Keywords: Diabetes, modeling, pharmacometrics, progression
|How to cite this article:|
Aziz S, Harun SN, Sulaiman SA, Ghadzi SM. Pharmacometrics approaches and its applications in diabetes: An overview. J Pharm Bioall Sci 2021;13:335-40
|How to cite this URL:|
Aziz S, Harun SN, Sulaiman SA, Ghadzi SM. Pharmacometrics approaches and its applications in diabetes: An overview. J Pharm Bioall Sci [serial online] 2021 [cited 2022 May 25];13:335-40. Available from: https://www.jpbsonline.org/text.asp?2021/13/4/335/339085
| Introduction|| |
Pharmacometrics is the science of developing and applying mathematical and statistical methods to (a) characterize, understand, and predict a drugs' pharmacokinetics and pharmacodynamics (PKPD) behavior, (b) quantify uncertainty of information about that behavior, and (c) rationalize data-driven decision making in the drug development process and pharmacotherapy., Later in 2008, Barret et al. come up with a broader definition of pharmacometrics as the branch of science concerned with mathematical models of biology, pharmacology, disease, and physiology used to described and quantify interactions between xenobiotics and patients, including beneficial effects and side effects resultant from such interfaces. Furthermore, the United States Food and Drug Administration defined pharmacometrics as an emerging science that quantifies drug, disease, and trial information to aid efficiently in the development of drug or making regulatory decisions. Along with that, pharmacometrics disease models provide relationship between biomarkers and clinical outcomes, time course of disease, and placebo effects.

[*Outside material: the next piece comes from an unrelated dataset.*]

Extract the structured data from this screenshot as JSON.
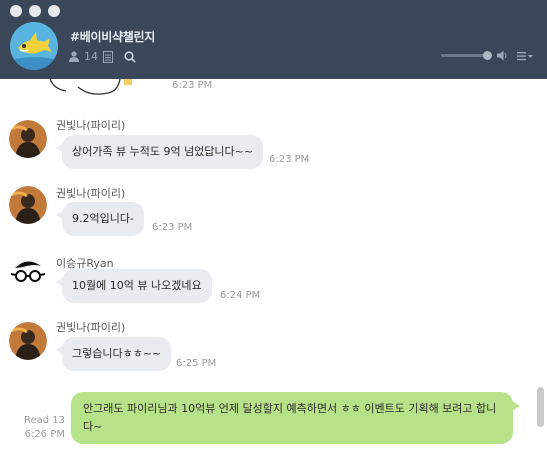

Pharmacometrics analysis usually incorporates nonlinear mixed effect models (NLMEMs) which provides simultaneous estimation of parameters' mean and variance availed from the individuals in the study population describing a biological process. These models provide inter-individual variabilities and estimation of the mean value of parameters in the studied populations. Nonetheless, these models can also be incorporated into the analysis of joint modeling, i.e., PKPD data (biological responses). All these NLMEMs analysis contribute to the population approach, and maximum likelihood estimation is the primary method to produce parameters estimates.,
Population approach in pharmacometrics refers to multilevel modeling or mixed-effects modeling. The aim of these models is to estimate the values of parameters obtained from a set of observed data along with the known covariates. The data used in PKPD often involves multiple data points from several individuals; hence, variabilities are unavoidable. In order to explain all of these variabilities and to minimize bias in parameter estimates, it is important to incorporate mixed effect modeling. Parameter level variability exists in mixed-effects models and hence allowing parameters to vary between individuals. Random effects comprised of three level of variabilities, i.e., interindividual variability (IIV) which define the difference between the parameter values in different individual, residual variability which represent the differences between individual predictions of parameters values and observations as well as inter-occasion variability which describe the differences in parameter values between different occasions in a same individual.
In the clinical field, a number of studies were performed using pharmacometrics approaches, especially the PKPD modeling of certain drugs. The common focuses were on the drug models which describe the concentration-effect, dose-response, and PKPD relationship. In addition, the application of pharmacometrics is also expanded on the disease progression modeling in various diseases that describe the relationship between biomarkers and clinical outcomes, time course of the disease, and placebo effects. The focus of this review includes disease progression modeling of diabetes and integrated models for understanding glucose-insulin dynamics.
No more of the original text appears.